Some sources can benefit from saving the state of the last completed import job. For example a source might want to record the date of the last time it ran so it can request data that is newer than the last time it retrieved data from the external data source.

For another example, some web based APIs support paging, and a source could record the last page read so that the next time data is imported the source begins reading at the page where it left off.

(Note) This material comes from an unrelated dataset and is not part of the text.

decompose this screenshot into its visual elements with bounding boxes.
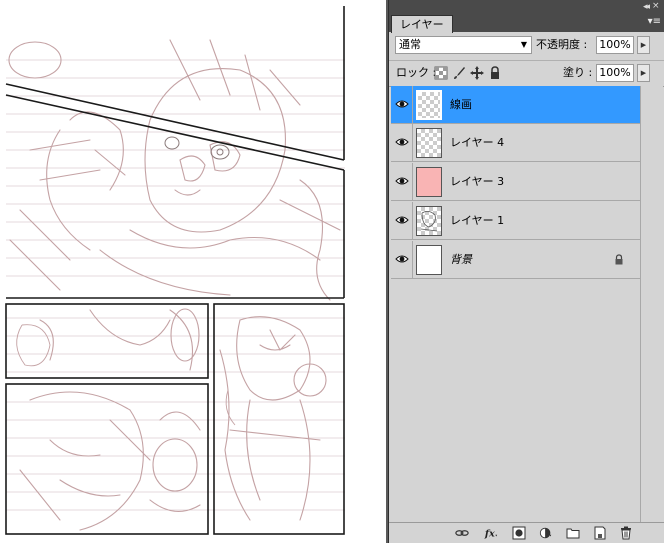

The source API allows developers to retrieve saved state and specify state to be saved when each import job is completed. Developers can store one or more String values associated with a particular String key. Because a source can be used in multiple import jobs and because import jobs may consist of multiple simultaneous workers importing data in parallel, the API allows developers the ability to specify how multiple values for a given key should be combined.

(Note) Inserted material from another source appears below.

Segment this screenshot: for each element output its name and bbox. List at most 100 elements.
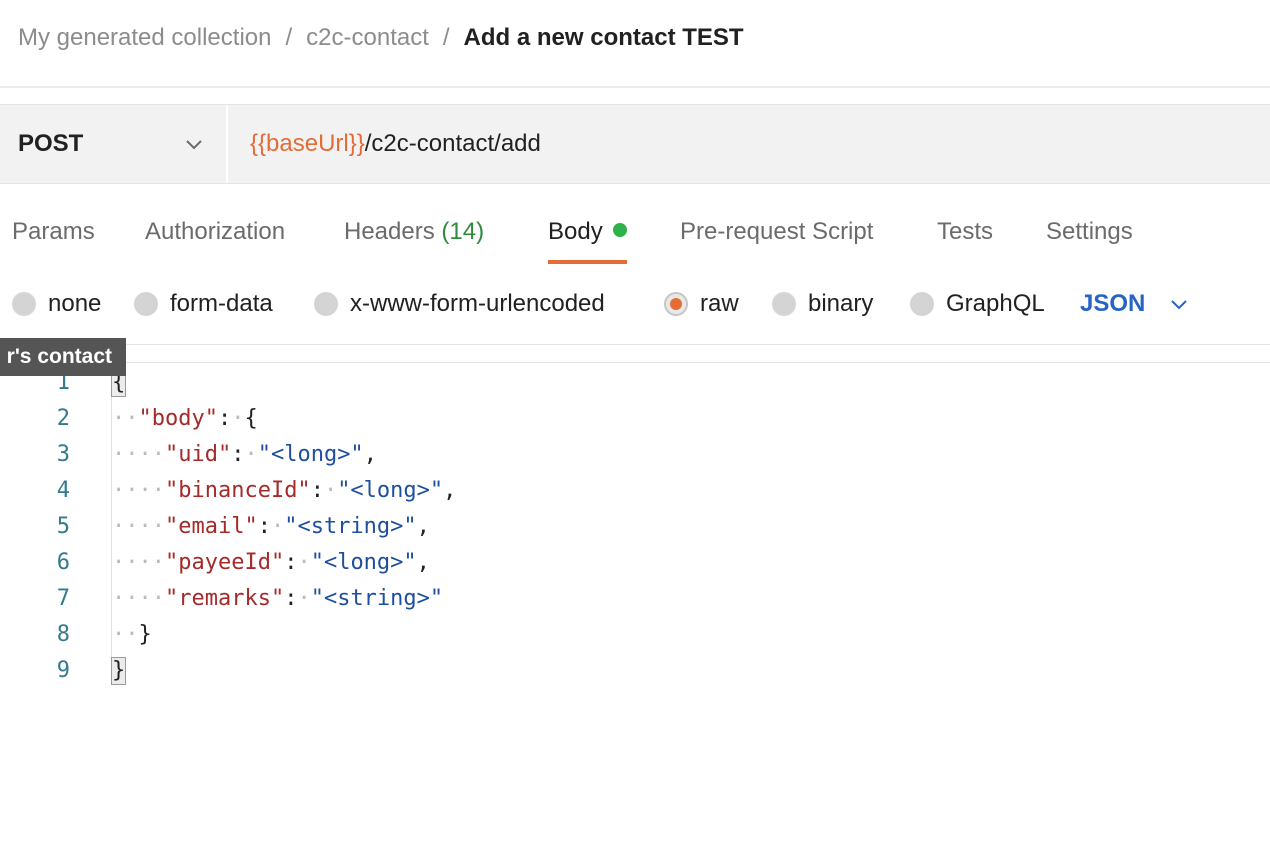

To read saved state, sources should use the method of the provided ‘context’ object:

Iterable<String> getState(String key)

which returns an Iterable of String values associated with the given key.

For example, file based sources have the option to read the list of file names already imported, so that they can determine which files if any have not already been processed and import them:

if (importOnlyNewFiles) {
  importedFiles = newHashSet(context.getState(IMPORTED_FILENAMES_KEY));
}

As an example of saving state, when file based sources are done importing some set of files, they can save the filenames by implementing the stateToSave() method of the ListMapReduceSource interface:

@Override
public Iterable<SourceState> stateToSave() {
  ArrayList<SourceState> state = new ArrayList();

  if (importOnlyNewFiles) {
    state.add(new SourceState(NovelFilenameFilter.IMPORTED_FILENAMES_KEY, importedFilenames, StateStringOperator.UNIQUE));
  }


  return state;
}

In this case, we return a list of SourceState objects, of which we have only one. That SourceState object consists of a key under which we are requesting to store one or more filenames of files we just imported. The last component of the SourceState object is a StateStringOperator, in this case, the UNIQUE operator which requests that Koverse store only the unique set of filenames, and avoid storing duplicates.

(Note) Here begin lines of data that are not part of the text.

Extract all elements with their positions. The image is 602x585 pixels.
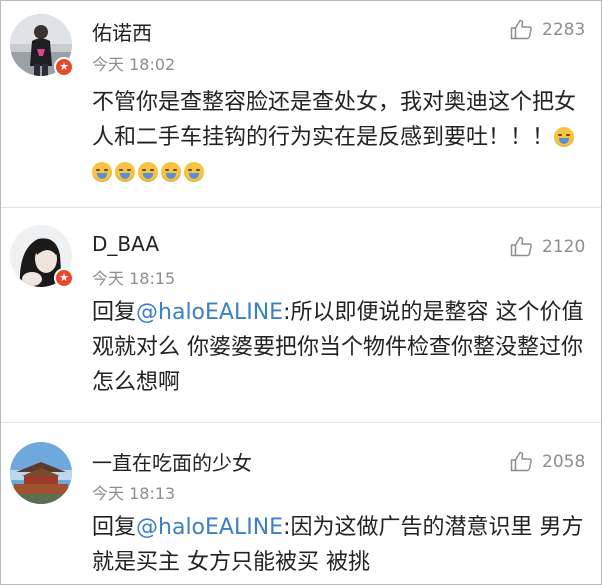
verified-star-badge: ★ xyxy=(54,57,74,77)
thumbs-up-icon xyxy=(510,236,532,257)
like-button[interactable]: 2058 xyxy=(510,451,585,472)
thumbs-up-icon xyxy=(510,19,532,40)
comment-text: 回复@haloEALINE:因为这做广告的潜意识里 男方就是买主 女方只能被买 … xyxy=(92,510,592,580)
username[interactable]: 佑诺西 xyxy=(92,17,152,46)
like-button[interactable]: 2283 xyxy=(510,19,585,40)
vomit-emoji-icon xyxy=(554,127,575,147)
like-count: 2058 xyxy=(542,451,586,472)
vomit-emoji-icon xyxy=(115,162,135,182)
comment-text: 回复@haloEALINE:所以即便说的是整容 这个价值观就对么 你婆婆要把你当… xyxy=(92,295,592,400)
timestamp: 今天 18:15 xyxy=(92,269,176,288)
like-count: 2283 xyxy=(542,19,586,40)
comment-list: ★ 佑诺西 今天 18:02 2283 不管你是查整容脸还是查处女，我对奥迪这个… xyxy=(0,0,602,585)
mention-link[interactable]: @haloEALINE xyxy=(136,300,283,325)
comment-text: 不管你是查整容脸还是查处女，我对奥迪这个把女人和二手车挂钩的行为实在是反感到要吐… xyxy=(92,85,592,190)
timestamp: 今天 18:13 xyxy=(92,484,176,503)
comment-item: 一直在吃面的少女 今天 18:13 2058 回复@haloEALINE:因为这… xyxy=(1,423,601,584)
reply-prefix: 回复 xyxy=(92,300,137,325)
thumbs-up-icon xyxy=(510,451,532,472)
palace-photo-avatar[interactable] xyxy=(10,442,72,504)
username[interactable]: D_BAA xyxy=(92,232,159,256)
reply-prefix: 回复 xyxy=(92,515,137,540)
like-count: 2120 xyxy=(542,236,586,257)
mention-link[interactable]: @haloEALINE xyxy=(136,515,283,540)
like-button[interactable]: 2120 xyxy=(510,236,585,257)
comment-item: ★ 佑诺西 今天 18:02 2283 不管你是查整容脸还是查处女，我对奥迪这个… xyxy=(1,1,601,206)
timestamp: 今天 18:02 xyxy=(92,55,176,74)
username[interactable]: 一直在吃面的少女 xyxy=(92,447,252,476)
comment-item: ★ D_BAA 今天 18:15 2120 回复@haloEALINE:所以即便… xyxy=(1,208,601,422)
vomit-emoji-icon xyxy=(184,162,204,182)
vomit-emoji-icon xyxy=(92,162,112,182)
vomit-emoji-icon xyxy=(138,162,158,182)
comment-content: 不管你是查整容脸还是查处女，我对奥迪这个把女人和二手车挂钩的行为实在是反感到要吐… xyxy=(92,90,577,150)
vomit-emoji-icon xyxy=(161,162,181,182)
verified-star-badge: ★ xyxy=(54,268,74,288)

Other StateStringOperators can be used, with the following behaviors:

ALL

store all string values associated with a given key, including duplicates if any

UNIQUE

store only the unique set of values associated with a key, removing any duplicates

MAX

store only the one value that sorts last among all values associated with a key

MIN

store only the one value that sorts first among all values associated with a key

Only String values are supported, but sources may be able to do what they need with dates by converting to a String format such as ‘YYYYMMDD HH:mm:SS’ so that the String representation of dates can be sorted in time order. This technique could be used for other non-String types as well.

Note: when overriding the stateToSave() method, subclasses may consider to calling super.stateToSave() and combining the state from the super class with its own state to preserve the behavior of the super class.